BUZZBONGO
Do you have among your friends a person who always decides where to go, who does not usually listen to others, who always talks about herself with pride, and who, despite everything, is charming?
Below, we distinguish the different types of narcissism and offer tips for discovering the narcissist in your group of friends.
Although narcissism is a very common personality trait that we can all manifest, in some cases that facet dominates all the others, transforming the person into an extreme narcissist, a ‘full-time’ narcissist.
Detail from Echo and Narcissus by James William Waterhouse.
Nemesis, the goddess of retributive justice, revenge, and balance, punishes Narcissus for his egotism causing him to fall in love with his own image reflected in the water of a pond. Absorbed by his own beauty, Narcissus ends up at the bottom of the pond pursuing an impossible: to find someone as perfect as himself.
Although there are various developments in the history of the classical myth of Narcissus, the result is always the same: Narcissus is punished for his deification. And only gods can behave as such.
The figure of this character, like other classical myths, was used by Sigmund Freud in his 1914 essay Introduction to Narcissism to illustrate a personality disorder that later continued to be developed by psychology.
Discover the narcissist in your group of friends.
The Mayo Clinic defines the narcissist as a person who exaggerates his own importance, has a pressing need for excessive attention and admiration, difficult relationships, and a lack of empathy for others, hiding under all this a fragile personality that can crack with any criticism.
Although narcissism can become a disorder if it dominates the rest of personality traits, Harvard psychiatry professor Andrew P. Morrison clarifies that narcissism is a “necessary step in the development of personality” and that ” A reasonable amount of ‘healthy’ narcissism allows balancing the individual’s perception of their own needs in relation to others ”.
Within these two extremes, there would be various types of narcissism characterized by a qualitative difference in the way it manifests itself. The narcissist can have many faces :
If you have read the different dominant traits that a narcissist can have, you will be closer to unmasking the narcissist from your group of friends. Here are some extra tips to further refine your aim:
Extreme competitiveness has become a characteristic of our society, being even encouraged by its benefits without considering its risks. The narcissist takes advantage of this tendency to bring out his competitive character, feeling fully proud of his competitiveness. His eagerness to demonstrate his supposed superiority can lead him to turn any situation into a competition.
One of the most subtle but dangerous traits of the narcissist is his tendency to manipulate, which he often exercises with the most refined techniques. Gaslighting stands out among them, a pattern of behavior that is based on manipulating people so that they doubt themselves. The term comes from the remarkable classic Gaslight in which a man manipulates his wife emotionally to make her believe that she is crazy and keep her money.

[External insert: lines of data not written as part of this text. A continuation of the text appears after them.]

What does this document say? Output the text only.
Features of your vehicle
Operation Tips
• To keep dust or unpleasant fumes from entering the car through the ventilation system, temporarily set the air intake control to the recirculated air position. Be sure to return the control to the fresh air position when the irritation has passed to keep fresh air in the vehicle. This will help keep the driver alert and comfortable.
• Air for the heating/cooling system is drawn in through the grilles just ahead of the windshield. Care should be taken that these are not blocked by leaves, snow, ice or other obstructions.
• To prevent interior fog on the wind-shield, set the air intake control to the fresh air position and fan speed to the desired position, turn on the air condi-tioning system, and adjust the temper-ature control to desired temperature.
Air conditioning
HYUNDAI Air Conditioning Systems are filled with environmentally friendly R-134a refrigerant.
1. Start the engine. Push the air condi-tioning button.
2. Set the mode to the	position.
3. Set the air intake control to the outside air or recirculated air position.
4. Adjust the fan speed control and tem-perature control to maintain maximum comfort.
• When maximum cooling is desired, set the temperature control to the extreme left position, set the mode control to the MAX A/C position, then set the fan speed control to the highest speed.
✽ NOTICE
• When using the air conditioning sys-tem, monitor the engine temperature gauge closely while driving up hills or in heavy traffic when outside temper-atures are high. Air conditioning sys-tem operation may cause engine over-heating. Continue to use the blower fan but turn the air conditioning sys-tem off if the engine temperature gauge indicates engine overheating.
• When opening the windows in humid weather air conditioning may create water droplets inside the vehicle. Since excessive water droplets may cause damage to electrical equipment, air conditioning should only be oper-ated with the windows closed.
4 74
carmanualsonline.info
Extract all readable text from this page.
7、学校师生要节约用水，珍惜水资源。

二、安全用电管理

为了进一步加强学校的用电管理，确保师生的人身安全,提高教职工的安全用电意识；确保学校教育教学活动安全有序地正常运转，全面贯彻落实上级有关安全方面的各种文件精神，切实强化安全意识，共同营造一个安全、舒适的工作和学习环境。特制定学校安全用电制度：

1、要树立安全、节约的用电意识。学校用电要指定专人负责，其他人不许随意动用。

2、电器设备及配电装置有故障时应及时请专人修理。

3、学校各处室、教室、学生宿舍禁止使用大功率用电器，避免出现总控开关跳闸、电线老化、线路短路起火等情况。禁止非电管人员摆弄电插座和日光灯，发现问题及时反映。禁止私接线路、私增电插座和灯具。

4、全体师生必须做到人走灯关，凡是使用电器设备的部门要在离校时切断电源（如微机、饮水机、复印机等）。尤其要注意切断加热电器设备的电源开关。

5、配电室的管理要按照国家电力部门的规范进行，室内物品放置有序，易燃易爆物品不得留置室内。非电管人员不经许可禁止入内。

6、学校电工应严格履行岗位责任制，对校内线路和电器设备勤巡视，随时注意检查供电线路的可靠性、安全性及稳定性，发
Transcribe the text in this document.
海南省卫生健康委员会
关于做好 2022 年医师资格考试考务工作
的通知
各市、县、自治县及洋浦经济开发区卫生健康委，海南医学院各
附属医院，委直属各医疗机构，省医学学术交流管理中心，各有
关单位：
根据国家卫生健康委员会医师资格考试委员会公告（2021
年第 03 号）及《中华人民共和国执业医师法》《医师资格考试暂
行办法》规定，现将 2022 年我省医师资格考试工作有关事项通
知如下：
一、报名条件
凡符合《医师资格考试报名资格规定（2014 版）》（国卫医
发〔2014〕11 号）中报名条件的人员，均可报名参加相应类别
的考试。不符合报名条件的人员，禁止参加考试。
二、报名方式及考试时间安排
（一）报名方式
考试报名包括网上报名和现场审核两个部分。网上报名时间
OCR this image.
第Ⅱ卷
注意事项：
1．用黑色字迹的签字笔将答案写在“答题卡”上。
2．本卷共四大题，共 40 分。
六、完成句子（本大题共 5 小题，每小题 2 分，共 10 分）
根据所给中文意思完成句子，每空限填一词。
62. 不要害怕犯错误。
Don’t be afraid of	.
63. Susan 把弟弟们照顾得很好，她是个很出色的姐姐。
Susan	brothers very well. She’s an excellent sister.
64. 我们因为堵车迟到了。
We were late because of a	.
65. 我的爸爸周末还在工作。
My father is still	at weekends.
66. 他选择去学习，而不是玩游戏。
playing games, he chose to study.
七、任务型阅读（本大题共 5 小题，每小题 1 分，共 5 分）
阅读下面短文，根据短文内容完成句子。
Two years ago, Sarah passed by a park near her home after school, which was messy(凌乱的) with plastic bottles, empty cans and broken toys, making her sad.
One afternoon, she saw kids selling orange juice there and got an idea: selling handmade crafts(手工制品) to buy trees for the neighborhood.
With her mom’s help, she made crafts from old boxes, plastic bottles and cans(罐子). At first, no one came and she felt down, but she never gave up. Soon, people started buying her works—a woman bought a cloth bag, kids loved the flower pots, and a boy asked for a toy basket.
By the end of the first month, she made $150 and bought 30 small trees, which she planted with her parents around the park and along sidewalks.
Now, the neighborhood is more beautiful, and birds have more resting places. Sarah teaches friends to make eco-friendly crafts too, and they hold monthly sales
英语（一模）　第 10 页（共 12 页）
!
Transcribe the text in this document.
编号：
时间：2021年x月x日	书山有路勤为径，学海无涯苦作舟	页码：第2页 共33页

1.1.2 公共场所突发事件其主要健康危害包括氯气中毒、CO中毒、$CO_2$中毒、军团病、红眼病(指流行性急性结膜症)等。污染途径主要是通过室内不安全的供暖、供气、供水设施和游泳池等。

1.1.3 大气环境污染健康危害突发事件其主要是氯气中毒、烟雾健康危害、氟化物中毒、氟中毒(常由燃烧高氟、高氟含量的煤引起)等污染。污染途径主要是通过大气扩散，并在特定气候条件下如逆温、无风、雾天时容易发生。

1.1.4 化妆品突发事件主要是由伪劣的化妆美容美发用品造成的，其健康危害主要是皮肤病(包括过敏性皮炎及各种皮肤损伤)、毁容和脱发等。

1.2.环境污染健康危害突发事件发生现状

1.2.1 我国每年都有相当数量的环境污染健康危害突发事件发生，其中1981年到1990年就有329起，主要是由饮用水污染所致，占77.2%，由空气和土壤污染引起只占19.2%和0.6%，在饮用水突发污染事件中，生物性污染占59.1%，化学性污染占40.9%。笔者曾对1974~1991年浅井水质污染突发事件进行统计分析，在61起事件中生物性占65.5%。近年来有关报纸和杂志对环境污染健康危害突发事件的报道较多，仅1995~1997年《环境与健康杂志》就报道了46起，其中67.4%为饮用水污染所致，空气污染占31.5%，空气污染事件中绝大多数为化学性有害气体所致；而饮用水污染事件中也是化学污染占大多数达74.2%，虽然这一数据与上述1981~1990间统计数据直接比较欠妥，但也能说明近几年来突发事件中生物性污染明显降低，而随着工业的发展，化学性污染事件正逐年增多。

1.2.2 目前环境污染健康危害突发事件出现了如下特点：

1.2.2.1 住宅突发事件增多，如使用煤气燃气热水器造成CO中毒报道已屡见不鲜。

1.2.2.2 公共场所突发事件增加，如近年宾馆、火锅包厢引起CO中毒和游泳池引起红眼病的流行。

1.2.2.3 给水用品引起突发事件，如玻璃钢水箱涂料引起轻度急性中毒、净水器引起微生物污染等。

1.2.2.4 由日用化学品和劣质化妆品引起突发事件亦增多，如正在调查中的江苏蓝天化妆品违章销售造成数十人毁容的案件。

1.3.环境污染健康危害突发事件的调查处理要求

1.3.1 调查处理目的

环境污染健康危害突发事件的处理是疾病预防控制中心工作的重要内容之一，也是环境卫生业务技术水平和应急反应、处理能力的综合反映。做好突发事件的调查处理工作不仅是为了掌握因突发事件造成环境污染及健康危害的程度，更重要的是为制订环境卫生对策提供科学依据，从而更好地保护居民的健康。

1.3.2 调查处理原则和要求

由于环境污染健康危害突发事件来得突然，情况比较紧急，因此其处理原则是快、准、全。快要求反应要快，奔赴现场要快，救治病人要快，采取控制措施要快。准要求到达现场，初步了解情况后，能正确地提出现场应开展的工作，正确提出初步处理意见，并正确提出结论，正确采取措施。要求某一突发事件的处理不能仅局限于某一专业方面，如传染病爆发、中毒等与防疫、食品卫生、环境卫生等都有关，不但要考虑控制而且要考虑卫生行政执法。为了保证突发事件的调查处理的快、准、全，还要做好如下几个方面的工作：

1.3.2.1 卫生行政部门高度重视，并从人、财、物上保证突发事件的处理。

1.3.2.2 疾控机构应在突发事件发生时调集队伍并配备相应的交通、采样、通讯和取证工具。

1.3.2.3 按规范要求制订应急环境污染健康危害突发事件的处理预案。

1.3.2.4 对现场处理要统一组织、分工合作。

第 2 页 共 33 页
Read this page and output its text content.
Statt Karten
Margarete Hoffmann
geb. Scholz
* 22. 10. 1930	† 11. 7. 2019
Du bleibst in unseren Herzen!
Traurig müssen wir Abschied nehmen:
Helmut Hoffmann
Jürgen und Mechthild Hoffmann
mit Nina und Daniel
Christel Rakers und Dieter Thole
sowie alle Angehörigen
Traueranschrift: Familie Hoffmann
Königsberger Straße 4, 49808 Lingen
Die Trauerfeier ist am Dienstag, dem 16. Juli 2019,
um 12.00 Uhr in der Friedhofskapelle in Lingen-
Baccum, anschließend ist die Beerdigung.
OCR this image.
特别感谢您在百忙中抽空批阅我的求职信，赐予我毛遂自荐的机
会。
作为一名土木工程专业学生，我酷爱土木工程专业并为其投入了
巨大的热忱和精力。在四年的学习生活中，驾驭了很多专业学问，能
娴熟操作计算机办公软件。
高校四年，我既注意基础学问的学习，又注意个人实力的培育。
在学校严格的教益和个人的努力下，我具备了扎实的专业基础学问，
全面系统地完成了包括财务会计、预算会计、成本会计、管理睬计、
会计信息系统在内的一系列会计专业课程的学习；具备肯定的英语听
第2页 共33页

In a more routine environment, the person who executes this technique uses different resources to underestimate the emotions and talent of the people around them, questioning their ideas, actions, and decisions, making these people believe that the problem is in themselves, although be false.
In line with the above, the lack of empathy, the inability to put oneself in the shoes of others and understand their emotions and their actions, is the most defining trait of the narcissist. If one of your friends always belittles or even ridicules your emotions and is unable to take your problems seriously, you are dealing with a narcissist, to say the least.
“They don’t know who they are talking to.” The narcissist thinks he is special and therefore needs special treatment, whether at work or the corner bar. He aspires to be revered by everyone and, as that is seldom possible, he lives in frustration criticizing everything that moves.
The biggest problem comes when that person, usually powerful, lives in an environment full of flatterers and eulogists: we all know a specimen. So the narcissist is with a foot and a half at the bottom of the pond.
If you have to summarize an argument in two simple sentences, preferably avoiding subordinate ones so that you do not lose the thread, it is that perhaps your interlocutor is a narcissist. If by the third sentence his gaze is already blank or he’s staring at his biceps or his shiny new sneakers, there’s no question, your friend is a narcissist. If he never lets you finish an argument and constantly changes the subject so that the protagonist of it is always him, you know who you are (trying) to talk to.
Discover the narcissist in your group of friends.
If when reading this text you have felt that you are represented by any of the facets of narcissism you should not panic. We all think we are a little special, even if we are not. It is a way of managing life and strengthening our self-esteem to face any challenge that we have set ourselves.
But if narcissistic traits tend to dominate your behavior, beware: the extreme narcissist has acquaintances, colleagues, partners, cronies, sycophants … but no friends. Real friends can’t stand a narcissist for long, however charming he may be.